Wednesday, September 2, 2015

Nirvana: Rising from the Dead!

Sometimes travel is not about the love for getting lost in the un-chartered terrains but the process of regaining your lost value of self.

These 2 lines pretty much sum up the story of my sudden vacation / escape plan (special mention to the man, my father who NEVER tells a NO, no matter how crazy the plan). The very thought that it could end up chaotic in addition to relearning a lot of things, getting rid of people crutches and negativity was to be a task, one thing however I was sure of, the journey had to begin at Delhi – right from the ghar ka punjabi khaana with my extended family to pizzas to handling maid’s to staying alone in a penthouse to sleeping off on the terrace getting lost counting the stars to travelling by metro.
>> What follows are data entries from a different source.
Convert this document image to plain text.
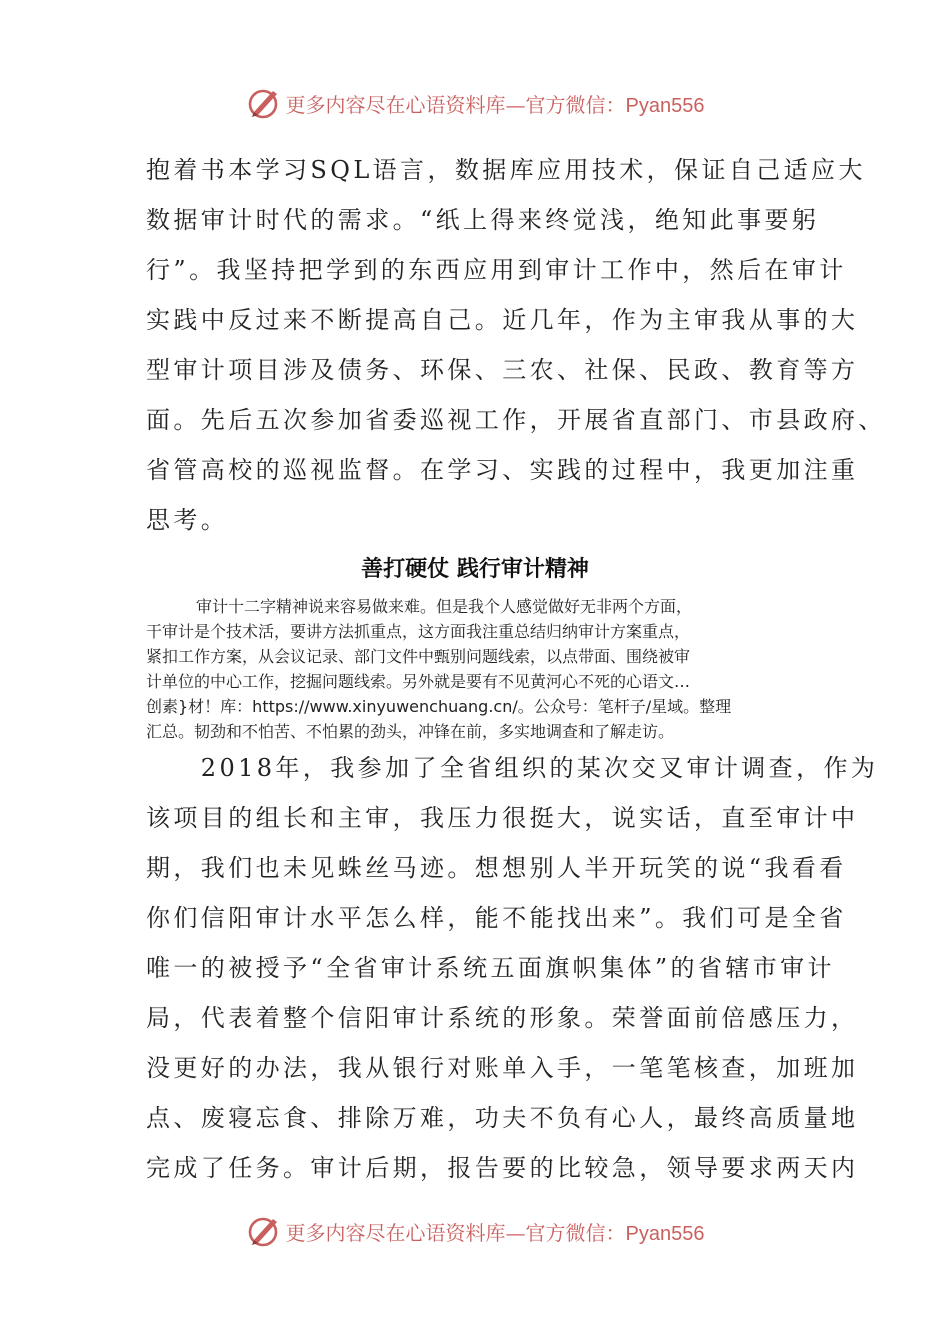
更多内容尽在心语资料库—官方微信：Pyan556
抱着书本学习SQL语言，数据库应用技术，保证自己适应大
数据审计时代的需求。“纸上得来终觉浅，绝知此事要躬
行”。我坚持把学到的东西应用到审计工作中，然后在审计
实践中反过来不断提高自己。近几年，作为主审我从事的大
型审计项目涉及债务、环保、三农、社保、民政、教育等方
面。先后五次参加省委巡视工作，开展省直部门、市县政府、
省管高校的巡视监督。在学习、实践的过程中，我更加注重
思考。
善打硬仗 践行审计精神
审计十二字精神说来容易做来难。但是我个人感觉做好无非两个方面，
干审计是个技术活，要讲方法抓重点，这方面我注重总结归纳审计方案重点，
紧扣工作方案，从会议记录、部门文件中甄别问题线索，以点带面、围绕被审
计单位的中心工作，挖掘问题线索。另外就是要有不见黄河心不死的心语文…
创素}材！库：https://www.xinyuwenchuang.cn/。公众号：笔杆子/星域。整理
汇总。韧劲和不怕苦、不怕累的劲头，冲锋在前，多实地调查和了解走访。
　　2018年，我参加了全省组织的某次交叉审计调查，作为
该项目的组长和主审，我压力很挺大，说实话，直至审计中
期，我们也未见蛛丝马迹。想想别人半开玩笑的说“我看看
你们信阳审计水平怎么样，能不能找出来”。我们可是全省
唯一的被授予“全省审计系统五面旗帜集体”的省辖市审计
局，代表着整个信阳审计系统的形象。荣誉面前倍感压力，
没更好的办法，我从银行对账单入手，一笔笔核查，加班加
点、废寝忘食、排除万难，功夫不负有心人，最终高质量地
完成了任务。审计后期，报告要的比较急，领导要求两天内
更多内容尽在心语资料库—官方微信：Pyan556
It wouldn’t be wrong to call this place; My soul  that I left behind a good 1 and half years ago (however cliched it may sound).

What better a place could I begin the journey from, if not here! 2 months of sheer living in hell to going through trauma that I myself still cannot understand, had to fuck itself in the ass and it had to happen soon, for as my dad keeps telling ‘’ The my way or highway king has to be the pain in the ass that he is, to stay sane‘’. First stop was Ajmer, if put absolutely un-apologetically, God or the Baba himself would be astonished with the amount of business his name o his glory generates, however this was one place to visit. Next lined up was Pushkar, ohh the mighty bum breaking fall at the ghats where my fall evoked loud laughter :P where I realised sometimes its good to laugh at your own short comings. Last up: Jaipur – a place I always dreamt of (I would kill anybody any day to become royalty): right from almost getting robbed, to having too many things to do, the whole world yet again seemed to be against, but I realised, bitch I am a harder nut and like always will complete what I set out for, no matter what! Completed the plan, but now how do I go back to Delhi?? Buses full, No trains, Flight fares touching the sky ? What next: Suddenly as if by miracle I am indirectly forcefully boarded into a private car, little did I think (trust issues had already taken a toll, so the realisation that there is nothing worse that could happen was the only solace) that this was to be a huge lesson on trust, humanity, false sense of security and people. The lesson being: sometimes in the rush to be accepted by the  ‘’ people we want ‘’, we forget to appreciate ‘’ the people who want us ‘’ and little do we realize the key to happiness is the latter and not the former. The other lessons from the ride, will be charged for, since I hate doing things for free, no charity please!

Next up was to be Amritsar, wouldn’t be wrong to call this place my 4th home (1 – Hyderabad, 2 Delhi, 3 Airports). The experience takes me over when I recollect my experiences at Amritsar, Right from the ‘’ display ‘’ of courage at Wagah to the soul stirring experience at Golden Temple considering that very few temples in this country just shut my mind up made this trip a prize catch. Cherry on top was the food ! The aromas, the masala’s and the makhan and lip smacking punjabi food, what more can a foodie ask for. Right from trying food at Langar to Kesar da dhaba and Bharwan da dhaba to the amazing sweets, this trip had filled me at many levels that I just cannot fathom.

‘’ You always get what you deserve or more ‘’ will be one lesson that got reinforced again for nobody and nothing in this world takes a higher priority than I, Me, Myself  (a lesson my dad tried hard to ingrain, but in vain) and there is absolutely no need to feel accepted, loved or cared, for I had everything I needed and more and I had no reasons to compromise for anything like always. Now who can boast of having your ex-landlords as family, a blood family who cares and meets all your tantrums and however small the circle of close knit friends and more who stick by you without a complaint literally with guns to kill though they know you are a pain when going through a low, yet don’t complain!

Lastly there is no greater relief than realising that I did fall (a mighty one at that), lost myself completely and became a sadder version of myself but the fact that I have learnt a huge deal of the people, things and situations I engulf myself in proved to be the silver lining.

To all those, missing my bad ass taunts, I don’t give a fuck attitude, The Jackass is back and this time with more sting!